Another one of the establishment’s stunted lists of fiction: The Millions’ “best books of fiction of the millennium” [2000-2009]. Wizard of the Crow, the 2006 novel by Ngũgĩ wa Thiong’o, stands head and shoulders above this list.
In part, Wizard of the Crow illuminates how centralized governments in the age of propaganda function globally, more or less, not least in the US (where Ngũgĩ has lived and worked for 16 years, since 1992, the beginning of President Bill Clinton’s terms). The Clinton-Bush regimes in Washington DC were forced to “continually invent tales that, with breathtaking speed, become the new realities that the country must live by” whether to invade and occupy Iraq and Afghanistan indefinitely, or to demonize welfare, or to endlessly bailout high finance, or to flood prisons with non-violent drug-law offenders, or to continually prop-up pharmaceutical and insurance companies while demonizing Medicare for all, and on and on. President Bush II shoved the military into Iraq and Afghanistan with his “iron hand” and by way of “dealing businessmen” in the media and elsewhere (often not so “ignorant”). The Bush regime could and so it did, even though the majority public opposed it, even in the US except for a few months in the beginning of the invasion when the massive fraudulent propaganda deluge worked its effect, mentally cleansing the US majority ever so briefly. And now the Barack Obama incipient regime, only slightly less status quo aggressive and fanatic, has more subtly maneuvered, but in just as wholesale a fashion, America’s “desperation” in grasping at fake change “to a vision of national strength, fervently attended to by popular demonstrations all over the country” and beyond (hundreds of thousands gathered to cheer him on while in Europe prior to the US election). “Significantly, the [presumptive] Ruler has not said a word to create this new reality,” not a word that is meaningful in any basic concrete way. “He has spurred his [PR] ministers to invent an entirely new reality, and to find methods by which to force it into existence” at least in appearance.

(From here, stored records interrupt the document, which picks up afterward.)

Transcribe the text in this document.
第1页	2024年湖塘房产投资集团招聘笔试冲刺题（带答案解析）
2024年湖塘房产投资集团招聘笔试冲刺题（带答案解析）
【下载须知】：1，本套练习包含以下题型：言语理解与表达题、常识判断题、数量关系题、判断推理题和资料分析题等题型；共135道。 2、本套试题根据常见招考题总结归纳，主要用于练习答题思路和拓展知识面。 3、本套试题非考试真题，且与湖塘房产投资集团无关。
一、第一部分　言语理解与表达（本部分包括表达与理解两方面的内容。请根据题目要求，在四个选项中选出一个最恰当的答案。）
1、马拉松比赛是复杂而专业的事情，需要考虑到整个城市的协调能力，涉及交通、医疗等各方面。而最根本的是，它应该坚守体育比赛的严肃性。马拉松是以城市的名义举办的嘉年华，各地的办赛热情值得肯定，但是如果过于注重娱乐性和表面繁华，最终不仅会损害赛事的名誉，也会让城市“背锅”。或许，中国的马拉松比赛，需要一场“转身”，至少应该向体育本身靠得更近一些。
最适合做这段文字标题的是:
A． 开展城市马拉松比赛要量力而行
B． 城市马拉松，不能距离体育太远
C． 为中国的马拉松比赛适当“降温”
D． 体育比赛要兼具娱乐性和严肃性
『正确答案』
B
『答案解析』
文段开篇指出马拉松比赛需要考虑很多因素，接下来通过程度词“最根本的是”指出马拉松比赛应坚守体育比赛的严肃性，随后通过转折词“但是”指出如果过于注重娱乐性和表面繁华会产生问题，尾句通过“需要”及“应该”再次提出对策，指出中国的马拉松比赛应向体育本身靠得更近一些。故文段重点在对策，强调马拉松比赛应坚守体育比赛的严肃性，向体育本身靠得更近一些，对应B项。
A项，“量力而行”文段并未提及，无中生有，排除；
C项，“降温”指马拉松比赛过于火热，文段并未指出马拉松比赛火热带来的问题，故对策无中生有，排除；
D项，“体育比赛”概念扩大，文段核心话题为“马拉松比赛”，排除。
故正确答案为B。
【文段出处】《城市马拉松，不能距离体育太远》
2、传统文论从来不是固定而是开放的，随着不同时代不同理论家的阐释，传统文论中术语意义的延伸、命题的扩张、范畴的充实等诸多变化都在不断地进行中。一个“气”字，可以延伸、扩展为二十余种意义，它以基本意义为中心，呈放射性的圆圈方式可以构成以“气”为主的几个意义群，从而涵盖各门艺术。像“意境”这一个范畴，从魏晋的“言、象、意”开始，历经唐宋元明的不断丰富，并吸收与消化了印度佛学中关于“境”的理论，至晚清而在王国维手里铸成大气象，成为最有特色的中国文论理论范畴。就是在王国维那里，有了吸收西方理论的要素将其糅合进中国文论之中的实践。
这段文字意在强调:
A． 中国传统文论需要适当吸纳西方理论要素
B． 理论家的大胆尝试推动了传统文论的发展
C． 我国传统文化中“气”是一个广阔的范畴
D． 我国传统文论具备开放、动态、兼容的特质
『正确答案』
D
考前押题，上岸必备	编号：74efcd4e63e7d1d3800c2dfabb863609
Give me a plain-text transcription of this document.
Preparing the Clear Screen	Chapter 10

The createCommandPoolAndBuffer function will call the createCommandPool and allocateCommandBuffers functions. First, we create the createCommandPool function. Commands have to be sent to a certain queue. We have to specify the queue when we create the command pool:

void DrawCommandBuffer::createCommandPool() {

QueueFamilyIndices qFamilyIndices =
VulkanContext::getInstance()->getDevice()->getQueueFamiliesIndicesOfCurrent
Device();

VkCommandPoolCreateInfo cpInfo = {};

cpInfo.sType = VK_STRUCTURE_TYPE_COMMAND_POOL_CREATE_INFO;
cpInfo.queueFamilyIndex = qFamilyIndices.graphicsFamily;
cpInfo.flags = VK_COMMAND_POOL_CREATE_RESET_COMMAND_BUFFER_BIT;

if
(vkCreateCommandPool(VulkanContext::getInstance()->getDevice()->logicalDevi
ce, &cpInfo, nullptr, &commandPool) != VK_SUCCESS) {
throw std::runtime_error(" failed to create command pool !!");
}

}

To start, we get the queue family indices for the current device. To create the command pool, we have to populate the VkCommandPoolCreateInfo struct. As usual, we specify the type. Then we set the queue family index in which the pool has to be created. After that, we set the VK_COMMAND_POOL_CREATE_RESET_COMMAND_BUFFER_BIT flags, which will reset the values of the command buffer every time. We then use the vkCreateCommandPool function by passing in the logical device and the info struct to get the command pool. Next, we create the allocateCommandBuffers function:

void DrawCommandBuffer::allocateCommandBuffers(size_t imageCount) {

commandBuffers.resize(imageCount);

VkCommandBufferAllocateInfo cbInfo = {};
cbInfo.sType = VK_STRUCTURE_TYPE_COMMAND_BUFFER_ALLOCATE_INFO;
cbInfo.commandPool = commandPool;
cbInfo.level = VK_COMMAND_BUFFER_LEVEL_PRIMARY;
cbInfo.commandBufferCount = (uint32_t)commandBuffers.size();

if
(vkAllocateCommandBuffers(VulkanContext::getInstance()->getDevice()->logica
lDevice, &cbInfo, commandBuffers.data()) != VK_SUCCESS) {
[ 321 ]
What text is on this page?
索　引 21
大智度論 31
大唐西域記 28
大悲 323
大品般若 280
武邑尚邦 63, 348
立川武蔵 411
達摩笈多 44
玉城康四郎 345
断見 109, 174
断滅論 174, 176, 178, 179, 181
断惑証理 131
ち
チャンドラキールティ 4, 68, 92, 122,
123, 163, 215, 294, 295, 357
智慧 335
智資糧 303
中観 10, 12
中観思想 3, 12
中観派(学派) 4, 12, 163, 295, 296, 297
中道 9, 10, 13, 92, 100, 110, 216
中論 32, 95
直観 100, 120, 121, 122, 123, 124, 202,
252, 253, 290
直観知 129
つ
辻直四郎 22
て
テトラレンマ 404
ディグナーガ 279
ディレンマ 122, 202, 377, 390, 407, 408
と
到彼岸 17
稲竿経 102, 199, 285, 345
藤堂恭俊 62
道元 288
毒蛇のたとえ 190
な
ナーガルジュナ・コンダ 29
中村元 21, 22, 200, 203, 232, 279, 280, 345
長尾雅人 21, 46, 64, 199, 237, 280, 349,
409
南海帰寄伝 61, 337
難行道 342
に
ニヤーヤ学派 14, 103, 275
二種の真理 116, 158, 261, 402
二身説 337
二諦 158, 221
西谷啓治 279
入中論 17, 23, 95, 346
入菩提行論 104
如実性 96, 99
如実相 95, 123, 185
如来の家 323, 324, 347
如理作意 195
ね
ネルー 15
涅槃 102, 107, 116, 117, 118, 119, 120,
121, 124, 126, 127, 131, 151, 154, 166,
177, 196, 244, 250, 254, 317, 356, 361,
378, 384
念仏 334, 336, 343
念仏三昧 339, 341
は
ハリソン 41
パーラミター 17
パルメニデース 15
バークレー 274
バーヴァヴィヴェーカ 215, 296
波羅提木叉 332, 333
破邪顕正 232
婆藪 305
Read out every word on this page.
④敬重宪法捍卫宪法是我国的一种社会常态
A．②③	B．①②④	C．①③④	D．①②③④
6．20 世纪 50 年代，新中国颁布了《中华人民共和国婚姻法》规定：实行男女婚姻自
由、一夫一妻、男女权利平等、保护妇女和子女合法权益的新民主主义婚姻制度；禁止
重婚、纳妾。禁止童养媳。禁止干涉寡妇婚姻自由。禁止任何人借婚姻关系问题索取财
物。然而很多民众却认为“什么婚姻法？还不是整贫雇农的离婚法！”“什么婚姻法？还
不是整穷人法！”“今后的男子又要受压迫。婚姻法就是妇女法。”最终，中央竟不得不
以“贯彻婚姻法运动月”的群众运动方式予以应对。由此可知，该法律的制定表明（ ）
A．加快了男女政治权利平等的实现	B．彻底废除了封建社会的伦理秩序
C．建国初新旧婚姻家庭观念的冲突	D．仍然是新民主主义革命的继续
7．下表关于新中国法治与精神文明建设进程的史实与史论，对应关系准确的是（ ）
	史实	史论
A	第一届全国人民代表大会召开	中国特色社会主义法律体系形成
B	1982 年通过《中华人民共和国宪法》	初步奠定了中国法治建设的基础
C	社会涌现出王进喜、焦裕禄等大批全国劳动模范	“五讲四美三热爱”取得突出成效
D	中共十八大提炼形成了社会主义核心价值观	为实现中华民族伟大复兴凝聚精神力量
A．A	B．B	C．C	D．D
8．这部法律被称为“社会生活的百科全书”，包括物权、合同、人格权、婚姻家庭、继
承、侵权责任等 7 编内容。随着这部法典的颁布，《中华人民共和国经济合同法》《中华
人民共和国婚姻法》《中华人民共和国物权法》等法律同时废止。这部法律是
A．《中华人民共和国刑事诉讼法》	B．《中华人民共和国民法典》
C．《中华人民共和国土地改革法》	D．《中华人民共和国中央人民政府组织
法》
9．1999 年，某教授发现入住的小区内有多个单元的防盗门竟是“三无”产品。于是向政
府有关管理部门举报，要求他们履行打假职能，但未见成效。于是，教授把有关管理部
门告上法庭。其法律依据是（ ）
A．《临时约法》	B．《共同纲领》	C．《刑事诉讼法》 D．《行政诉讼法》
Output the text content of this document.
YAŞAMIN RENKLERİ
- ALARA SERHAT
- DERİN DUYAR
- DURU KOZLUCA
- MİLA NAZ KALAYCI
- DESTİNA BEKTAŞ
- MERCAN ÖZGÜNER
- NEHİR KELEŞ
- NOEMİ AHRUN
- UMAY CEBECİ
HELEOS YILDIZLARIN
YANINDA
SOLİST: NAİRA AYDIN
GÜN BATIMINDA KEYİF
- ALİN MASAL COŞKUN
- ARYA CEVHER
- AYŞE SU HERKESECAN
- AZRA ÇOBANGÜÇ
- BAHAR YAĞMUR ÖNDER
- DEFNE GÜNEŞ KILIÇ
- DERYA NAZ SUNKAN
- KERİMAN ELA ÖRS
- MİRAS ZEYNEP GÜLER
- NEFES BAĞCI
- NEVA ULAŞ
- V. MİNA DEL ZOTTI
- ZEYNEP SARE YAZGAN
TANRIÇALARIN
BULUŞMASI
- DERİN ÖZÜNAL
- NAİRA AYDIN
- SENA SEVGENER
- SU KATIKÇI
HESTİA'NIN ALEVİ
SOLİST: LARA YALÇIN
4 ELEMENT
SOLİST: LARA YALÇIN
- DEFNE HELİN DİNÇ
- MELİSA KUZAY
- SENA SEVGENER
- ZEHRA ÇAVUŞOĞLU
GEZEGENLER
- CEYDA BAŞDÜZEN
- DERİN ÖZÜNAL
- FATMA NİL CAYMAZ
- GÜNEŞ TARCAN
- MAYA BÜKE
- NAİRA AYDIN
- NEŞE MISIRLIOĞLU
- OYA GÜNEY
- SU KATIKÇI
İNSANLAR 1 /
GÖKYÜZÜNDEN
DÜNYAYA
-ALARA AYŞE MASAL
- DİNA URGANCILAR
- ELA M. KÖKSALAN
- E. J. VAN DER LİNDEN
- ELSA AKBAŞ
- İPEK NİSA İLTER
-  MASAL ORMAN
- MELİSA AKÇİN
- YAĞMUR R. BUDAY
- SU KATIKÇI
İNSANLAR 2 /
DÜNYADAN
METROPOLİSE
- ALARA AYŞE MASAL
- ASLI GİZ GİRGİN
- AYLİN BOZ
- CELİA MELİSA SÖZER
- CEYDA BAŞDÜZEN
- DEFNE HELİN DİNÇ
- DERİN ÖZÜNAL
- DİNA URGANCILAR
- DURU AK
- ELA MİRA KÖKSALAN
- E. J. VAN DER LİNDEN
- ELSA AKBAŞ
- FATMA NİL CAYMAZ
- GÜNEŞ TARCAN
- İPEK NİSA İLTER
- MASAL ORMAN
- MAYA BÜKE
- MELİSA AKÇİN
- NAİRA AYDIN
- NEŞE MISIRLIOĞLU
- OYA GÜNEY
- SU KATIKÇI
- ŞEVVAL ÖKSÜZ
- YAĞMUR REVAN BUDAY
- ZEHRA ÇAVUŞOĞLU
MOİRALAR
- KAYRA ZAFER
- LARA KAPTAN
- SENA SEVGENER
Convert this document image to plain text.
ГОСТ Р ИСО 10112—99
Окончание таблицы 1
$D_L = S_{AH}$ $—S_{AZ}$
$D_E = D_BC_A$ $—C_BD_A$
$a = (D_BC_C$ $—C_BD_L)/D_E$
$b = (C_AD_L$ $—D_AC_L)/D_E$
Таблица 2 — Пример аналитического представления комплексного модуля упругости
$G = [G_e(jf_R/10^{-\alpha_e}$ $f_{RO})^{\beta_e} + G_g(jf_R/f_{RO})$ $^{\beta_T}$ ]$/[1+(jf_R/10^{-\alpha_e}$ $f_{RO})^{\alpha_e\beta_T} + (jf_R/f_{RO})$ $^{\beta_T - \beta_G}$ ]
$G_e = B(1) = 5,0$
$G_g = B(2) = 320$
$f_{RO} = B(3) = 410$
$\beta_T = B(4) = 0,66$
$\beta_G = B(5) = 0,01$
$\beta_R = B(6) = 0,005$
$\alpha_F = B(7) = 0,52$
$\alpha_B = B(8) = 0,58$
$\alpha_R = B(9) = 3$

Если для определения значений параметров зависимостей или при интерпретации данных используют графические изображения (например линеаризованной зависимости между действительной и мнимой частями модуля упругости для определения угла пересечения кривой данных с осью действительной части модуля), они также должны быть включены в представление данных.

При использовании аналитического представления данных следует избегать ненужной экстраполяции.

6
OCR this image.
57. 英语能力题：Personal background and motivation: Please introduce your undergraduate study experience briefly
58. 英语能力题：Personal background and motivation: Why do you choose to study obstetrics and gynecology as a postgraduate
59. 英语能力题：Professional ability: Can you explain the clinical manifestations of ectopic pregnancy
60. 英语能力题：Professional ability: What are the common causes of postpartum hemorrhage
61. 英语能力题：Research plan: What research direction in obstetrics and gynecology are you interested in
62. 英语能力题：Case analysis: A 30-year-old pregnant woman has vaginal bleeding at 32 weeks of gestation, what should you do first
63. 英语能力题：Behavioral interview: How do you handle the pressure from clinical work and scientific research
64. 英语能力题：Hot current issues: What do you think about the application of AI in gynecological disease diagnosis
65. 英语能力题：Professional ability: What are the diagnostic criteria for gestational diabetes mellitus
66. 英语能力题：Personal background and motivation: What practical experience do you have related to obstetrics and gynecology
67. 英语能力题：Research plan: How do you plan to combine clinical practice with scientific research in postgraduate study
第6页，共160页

Wizard of the Crow is a global novel from Africa. Commenting at Amazon. com, Patricia Kramer writes, “The satire is biting, the laughs come often but then the reality of our country’s present policies sets in. We would be lucky to have a Wizard of the Crow right now in America.” Such a pointed global epic from America rather than “from Africa” or Asia, et al, would preferably be one that advances well beyond even the mighty Wizard. Such a novel and any clear-eyed critical reception will have to wait, and if and when that day arrives, will have to be fought for. That’s the reality.